Für uns, nicht für ihn
Finanzminister Blümel glaubt, dass Leute in Österreich zu wenig über die Finanzmärkte wissen und will deshalb einen Finanzführerschein. Dabei gibt es solche Kurse bereits. Laut SPÖ-Budgetsprecher Jan Krainer gehe es in Wahrheit um die Profitgier der Finanzindustrie.
Wien, 03. September 2020 | ÖVP Wien-Spitzenkandidat Gernot Blümel wartet mit einem neuen Vorschlag auf: Er will einen Finanzführerschein. Aber nicht für sich, sondern für die Bevölkerung. Schon bei seinem Amtsantritt kündigte er an, mehr Menschen an die Aktienmärkte treiben zu wollen. Das würde Uniqa, Raiffeisen, Erste Bank und Co. freuen.
Nun glaubt Blümel, das liege vor allem am Unwissen der Leute. Laut Jan Krainer (SPÖ) habe das aber nicht mit Unwissenheit, sondern mit dem fehlendem Vertrauen in die Kapitalmärkte zu tun.
Blümel will Finanzführerschein
„Ob Herr Blümel diesen Führerschein bestehen würde, weiß ich nicht. Kurse in Finanzwirtschaft würden ihm aber bestimmt gut tun. Bei der ÖVP-Inszenierungspolitik ist das allerdings ohnehin nicht nötig, Blümel und Kurz haben kein Interesse an Inhalt, nur an Inszenierung“,
sagt Jan Krainer zu ZackZack, „Regieren tun andere, Uniqa und Co. Und die Finanzindustrie verdient zu wenig Geld. Sie wollen, dass mehr Menschen am Aktienmarkt teilnehmen, denn die Gebühren sind ihr Geschäft. Und das Großkapital glaubt, der kleine Mann ist nicht an der Börse, weil er zu blöd ist. Aber das ist der eigentliche Blödsinn: Die Leute wissen was Aktien und Dividenden sind, aber sie haben kein Vertrauen in diese Märkte, und das zurecht.“
Krainer verweist auf Finanzskandale, von der Meinl Bank bis zu Wirecard.

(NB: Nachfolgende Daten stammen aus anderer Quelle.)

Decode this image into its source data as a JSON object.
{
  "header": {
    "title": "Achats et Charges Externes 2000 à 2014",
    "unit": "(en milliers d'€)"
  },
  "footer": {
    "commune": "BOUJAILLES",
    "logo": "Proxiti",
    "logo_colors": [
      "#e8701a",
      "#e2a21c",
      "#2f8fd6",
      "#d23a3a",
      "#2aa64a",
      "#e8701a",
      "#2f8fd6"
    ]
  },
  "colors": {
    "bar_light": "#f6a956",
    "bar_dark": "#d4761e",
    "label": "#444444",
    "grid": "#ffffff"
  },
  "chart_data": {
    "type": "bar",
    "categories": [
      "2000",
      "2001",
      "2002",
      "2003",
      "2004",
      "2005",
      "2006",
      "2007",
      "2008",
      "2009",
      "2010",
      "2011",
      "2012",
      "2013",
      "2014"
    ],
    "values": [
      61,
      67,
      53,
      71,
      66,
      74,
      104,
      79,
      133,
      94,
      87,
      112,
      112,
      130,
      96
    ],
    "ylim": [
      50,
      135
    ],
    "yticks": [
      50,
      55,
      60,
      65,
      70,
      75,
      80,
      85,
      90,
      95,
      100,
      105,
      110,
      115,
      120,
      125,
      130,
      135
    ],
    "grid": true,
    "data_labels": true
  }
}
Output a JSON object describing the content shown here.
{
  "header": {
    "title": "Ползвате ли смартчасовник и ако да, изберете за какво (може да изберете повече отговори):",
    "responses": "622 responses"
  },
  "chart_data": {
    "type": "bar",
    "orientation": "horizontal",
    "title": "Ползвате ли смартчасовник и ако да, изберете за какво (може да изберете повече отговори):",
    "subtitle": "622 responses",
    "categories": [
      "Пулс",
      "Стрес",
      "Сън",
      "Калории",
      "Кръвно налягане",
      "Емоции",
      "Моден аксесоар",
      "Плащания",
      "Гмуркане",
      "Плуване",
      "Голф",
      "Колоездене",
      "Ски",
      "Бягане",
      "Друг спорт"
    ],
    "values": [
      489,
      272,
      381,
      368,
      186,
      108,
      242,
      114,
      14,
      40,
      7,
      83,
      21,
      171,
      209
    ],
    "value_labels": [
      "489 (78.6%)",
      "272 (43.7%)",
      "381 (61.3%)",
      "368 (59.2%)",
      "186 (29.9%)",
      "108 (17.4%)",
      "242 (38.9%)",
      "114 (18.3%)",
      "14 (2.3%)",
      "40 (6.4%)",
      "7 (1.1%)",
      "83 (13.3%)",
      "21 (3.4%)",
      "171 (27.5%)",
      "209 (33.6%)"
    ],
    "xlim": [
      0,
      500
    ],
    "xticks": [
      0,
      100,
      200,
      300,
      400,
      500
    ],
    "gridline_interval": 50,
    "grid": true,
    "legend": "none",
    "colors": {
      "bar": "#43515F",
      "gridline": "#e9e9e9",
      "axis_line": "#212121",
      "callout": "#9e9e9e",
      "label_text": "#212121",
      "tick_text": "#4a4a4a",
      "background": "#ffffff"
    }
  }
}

Jan Krainer entwickelte sich zum schärfsten Kritiker des türkisen Finanzministers. Beim neuesten Blümel-Vorstoß sieht er den Minister als Strohpuppe der Finanzindustrie. Bild: ZackZack.
Kurse gibt es schon
Schon bei seinem Antritt als Finanzminister im Jänner kündigte Blümel an, „Anreize zu schaffen, damit Menschen ihr Geld auf den Kapitalmarkt“ bringen können. Das würde die Finanzindustrie freuen. Doch kommt es auch auf den Anbieter an:
Die AK Oberösterreich bietet solche Workshops schon seit 2007 an, die Stadt Wien zog in Kooperation mit der Schuldnerberatung und der AK Wien im Februar 2020 nach. In diesem Jahr will man noch die ersten 1.000 Führerscheine an Schüler ausgestellt haben, bereits 16 Schulen nehmen am Programm teil.
Uniqa-Workshop als Finanzbildung?
„Es ist wichtig, dass Jugendliche nicht nur von Banken und Versicherungen über Wirtschaft aufgeklärt werden. Wir versuchen, den jungen Menschen ein breiteres Verständnis von Wirtschaft zu vermitteln, nur mit dem Finanzmarkt ist es nicht getan. Die Jugendlichen sollen die unterschiedlichen Rollen und Interessen, die im Wirtschaftssystem aufeinandertreffen, kennen. Dazu zählen zum Beispiel die Interessen der ArbeitnehmerInnen“,
sagt Nicol Gruber. Sie ist Referentin in der Abteilung Bildungspolitik der Arbeiterkammer Wien.
Wenn Blümel von „Finanzbildung“ spricht, denkt er offenbar an einen „Uniqa-Raiffeisen-Workshop“. Den Finanzführerschein stellte Blümel am Montag so vor: “Derzeit gibt es bei vielen Menschen große Unsicherheiten im Umgang mit Finanzen”. Mit Unsicherheit meint Blümel laut Kritikern “Unwissenheit” – der Industrie folgend. Dass die Menschen den Finanzmärkten nicht mehr vertrauen, daran glaubt Blümel offenbar nicht: „Das ist der Versuch, die Interessen des Großkapitals als Wille des kleinen Mannes zu verkaufen“, fasst Jan Krainer zusammen.